Pengembangan industri halal tidak dapat berjalan sendiri – diperlukan kolaborasi erat antara pemerintah, pelaku industri, lembaga pendidikan, dan organisasi masyarakat. Di Indonesia, ekosistem halal diperkuat melalui sinergi multi-pihak yang terstruktur. Pemerintah berperan sebagai regulator sekaligus fasilitator. Sejak diundangkannya UU No. 33 Tahun 2014 tentang Jaminan Produk Halal, pemerintah melalui BPJPH (Badan Penyelenggara Jaminan Produk Halal) memegang otoritas sertifikasi halal nasional.
BPJPH menetapkan standar dan sistem sertifikasi, melakukan akreditasi LPH, registrasi auditor halal, hingga menerbitkan sertifikat halal. Agar target sertifikasi halal tercapai, BPJPH menggandeng berbagai pihak dengan program-program strategis. Contohnya, BPJPH meluncurkan program Sehati (Sertifikasi Halal Gratis) untuk 324.000 UMKM pada tahun 2022, yang membantu pelaku usaha kecil memperoleh sertifikasi halal tanpa biaya.
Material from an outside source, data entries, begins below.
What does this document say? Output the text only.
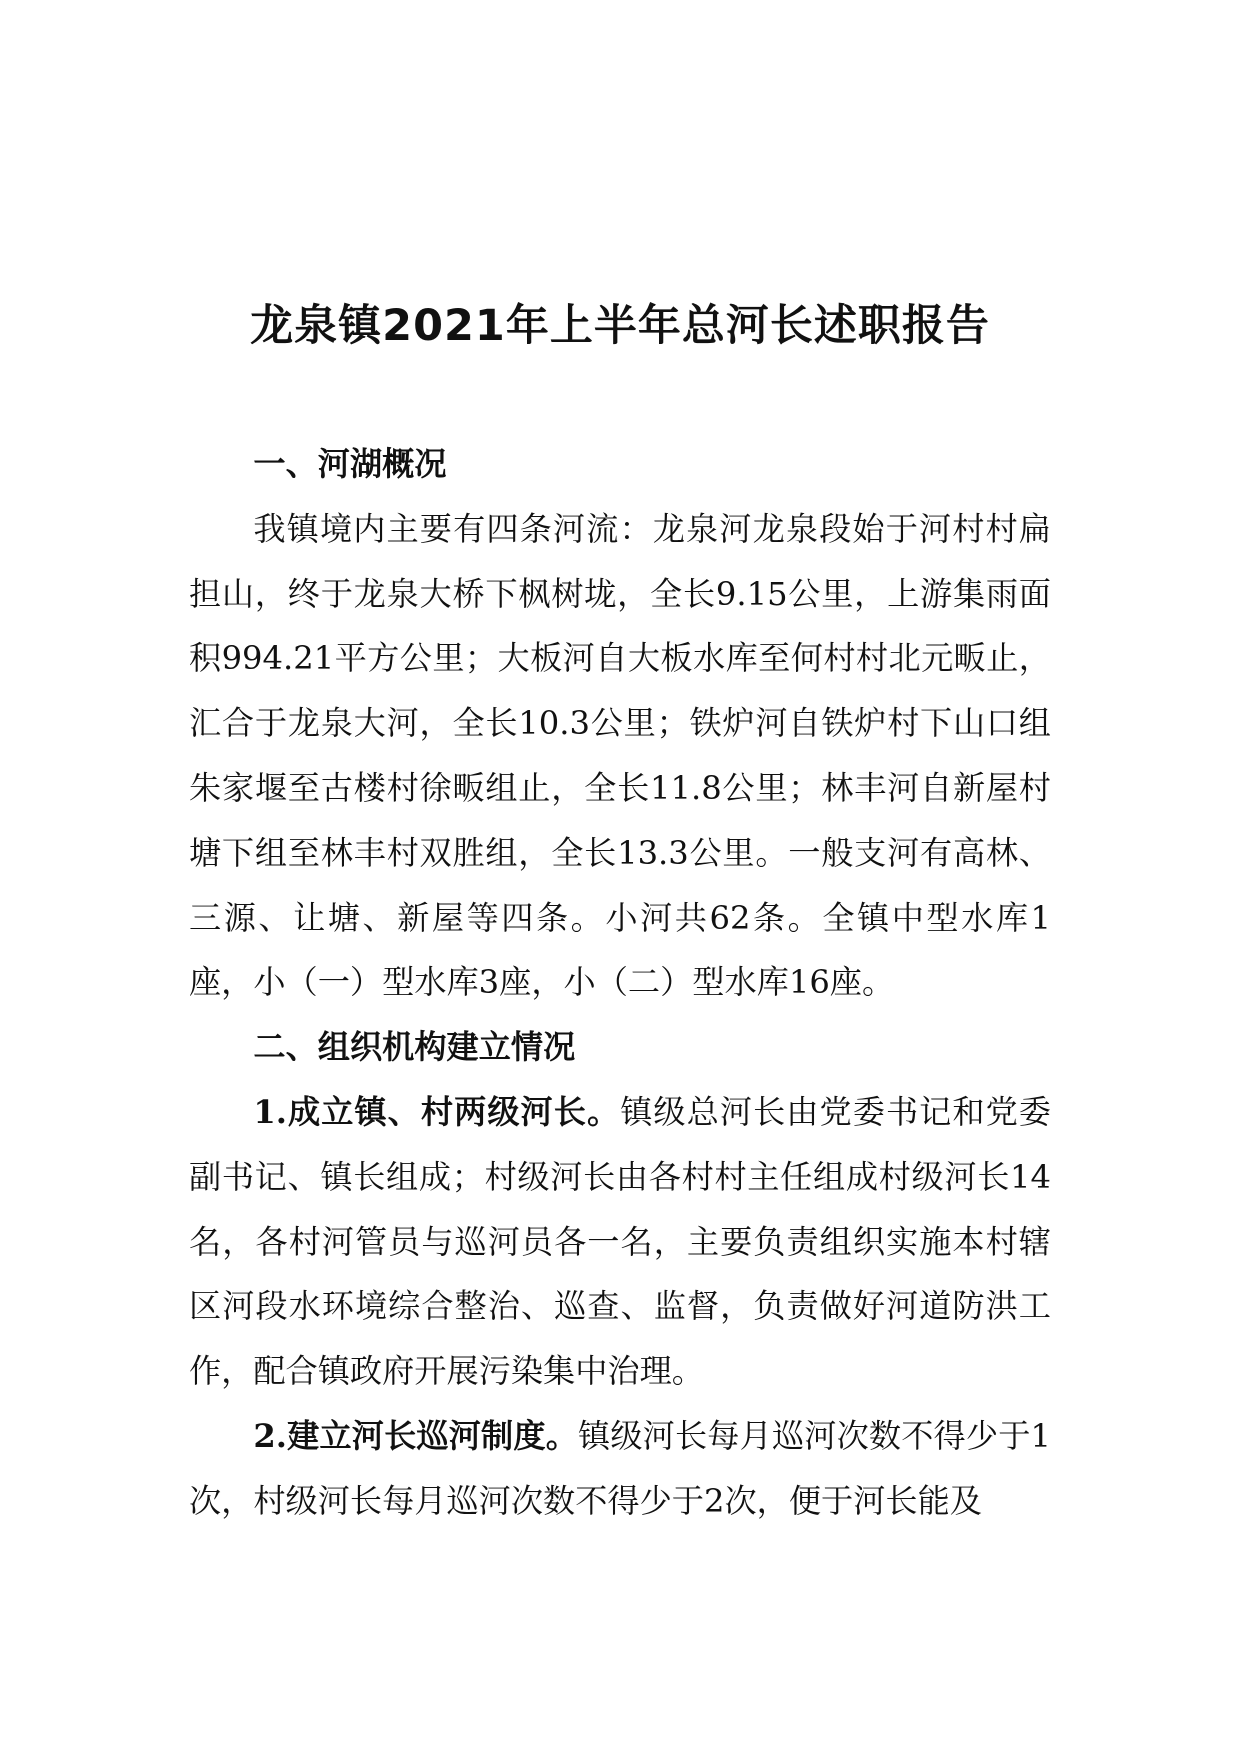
龙泉镇2021年上半年总河长述职报告

一、河湖概况

我镇境内主要有四条河流：龙泉河龙泉段始于河村村扁担山，终于龙泉大桥下枫树垅，全长9.15公里，上游集雨面积994.21平方公里；大板河自大板水库至何村村北元畈止，汇合于龙泉大河，全长10.3公里；铁炉河自铁炉村下山口组朱家堰至古楼村徐畈组止，全长11.8公里；林丰河自新屋村塘下组至林丰村双胜组，全长13.3公里。一般支河有高林、三源、让塘、新屋等四条。小河共62条。全镇中型水库1座，小（一）型水库3座，小（二）型水库16座。

二、组织机构建立情况

1.成立镇、村两级河长。镇级总河长由党委书记和党委副书记、镇长组成；村级河长由各村村主任组成村级河长14名，各村河管员与巡河员各一名，主要负责组织实施本村辖区河段水环境综合整治、巡查、监督，负责做好河道防洪工作，配合镇政府开展污染集中治理。

2.建立河长巡河制度。镇级河长每月巡河次数不得少于1次，村级河长每月巡河次数不得少于2次，便于河长能及
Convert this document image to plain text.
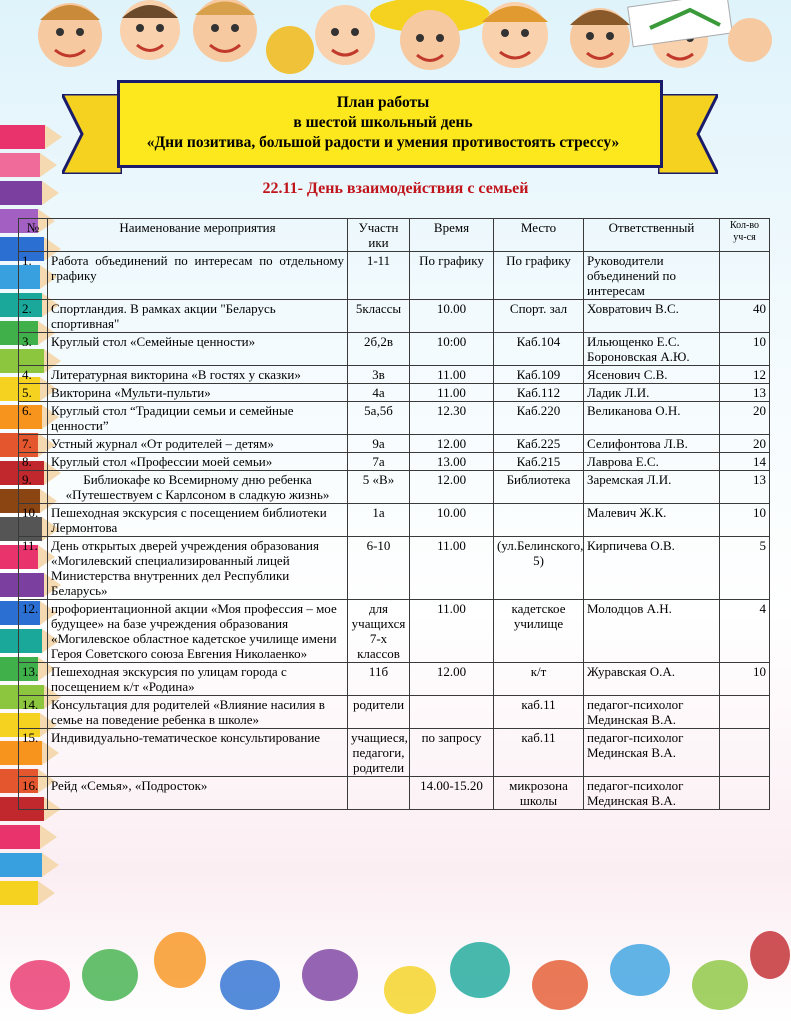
План работы
в шестой школьный день
«Дни позитива, большой радости и умения противостоять стрессу»
22.11- День взаимодействия с семьей
№	Наименование мероприятия	Участн ики	Время	Место	Ответственный	Кол-во уч-ся
1.	Работа объединений по интересам по отдельному графику	1-11	По графику	По графику	Руководители объединений по интересам	
2.	Спортландия. В рамках акции "Беларусь спортивная"	5классы	10.00	Спорт. зал	Ховратович В.С.	40
3.	Круглый стол «Семейные ценности»	2б,2в	10:00	Каб.104	Ильющенко Е.С. Бороновская А.Ю.	10
4.	Литературная викторина «В гостях у сказки»	3в	11.00	Каб.109	Ясенович С.В.	12
5.	Викторина «Мульти-пульти»	4а	11.00	Каб.112	Ладик Л.И.	13
6.	Круглый стол “Традиции семьи и семейные ценности”	5а,5б	12.30	Каб.220	Великанова О.Н.	20
7.	Устный журнал «От родителей – детям»	9а	12.00	Каб.225	Селифонтова Л.В.	20
8.	Круглый стол «Профессии моей семьи»	7а	13.00	Каб.215	Лаврова Е.С.	14
9.	Библиокафе ко Всемирному дню ребенка «Путешествуем с Карлсоном в сладкую жизнь»	5 «В»	12.00	Библиотека	Заремская Л.И.	13
10.	Пешеходная экскурсия с посещением библиотеки Лермонтова	1а	10.00		Малевич Ж.К.	10
11.	День открытых дверей учреждения образования «Могилевский специализированный лицей Министерства внутренних дел Республики Беларусь»	6-10	11.00	(ул.Белинского, 5)	Кирпичева О.В.	5
12.	профориентационной акции «Моя профессия – мое будущее» на базе учреждения образования «Могилевское областное кадетское училище имени Героя Советского союза Евгения Николаенко»	для учащихся 7-х классов	11.00	кадетское училище	Молодцов А.Н.	4
13.	Пешеходная экскурсия по улицам города с посещением к/т «Родина»	11б	12.00	к/т	Журавская О.А.	10
14.	Консультация для родителей «Влияние насилия в семье на поведение ребенка в школе»	родители		каб.11	педагог-психолог Мединская В.А.	
15.	Индивидуально-тематическое консультирование	учащиеся, педагоги, родители	по запросу	каб.11	педагог-психолог Мединская В.А.	
16.	Рейд «Семья», «Подросток»		14.00-15.20	микрозона школы	педагог-психолог Мединская В.А.	
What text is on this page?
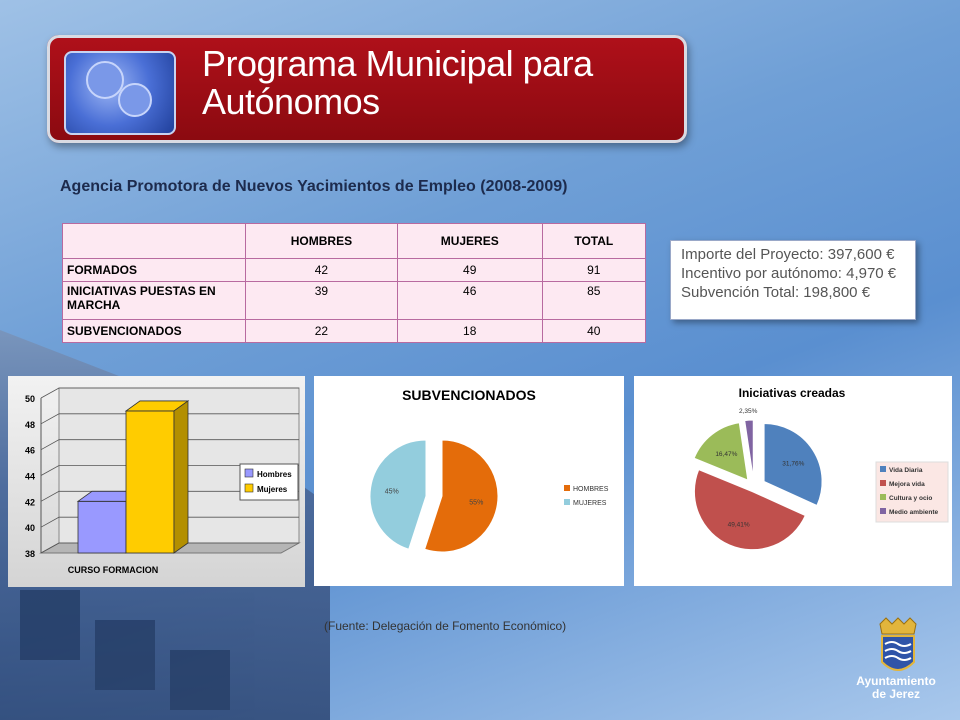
Programa Municipal para
Autónomos
Agencia Promotora de Nuevos Yacimientos de Empleo (2008-2009)
	HOMBRES	MUJERES	TOTAL
FORMADOS	42	49	91
INICIATIVAS PUESTAS EN MARCHA	39	46	85
SUBVENCIONADOS	22	18	40
Importe del Proyecto: 397,600 €
Incentivo por autónomo: 4,970 €
Subvención Total: 198,800 €
38
40
42
44
46
48
50
CURSO FORMACION
Hombres
Mujeres
SUBVENCIONADOS
55%
45%	HOMBRES
MUJERES
Iniciativas creadas
31,76%
49,41%
16,47%
2,35%
Vida Diaria
Mejora vida
Cultura y ocio
Medio ambiente
(Fuente: Delegación de Fomento Económico)
Ayuntamiento
de Jerez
Program ini tak lepas dari dukungan ormas dan pendamping di lapangan, seperti terlihat dengan partisipasi Tim Pendamping Halal Mathla’ul Anwar dalam mensosialisasikan dan merealisasikan program Sehati di komunitas lokal.
Selain itu, BPJPH secara masif meningkatkan kapasitas SDM halal dengan melatih Pendamping Proses Produk Halal (PPH) di seluruh Indonesia. Hingga Mei 2023, tercatat lebih dari 54.000 Pendamping PPH telah disiapkan, tersebar di bawah 187 lembaga pendamping (LP3H) se-Indonesia. Ini menunjukkan skala kolaborasi pemerintah dengan lembaga-lembaga masyarakat (termasuk LP3H Mathla’ul Anwar) dalam menyediakan pendamping halal bagi UMKM.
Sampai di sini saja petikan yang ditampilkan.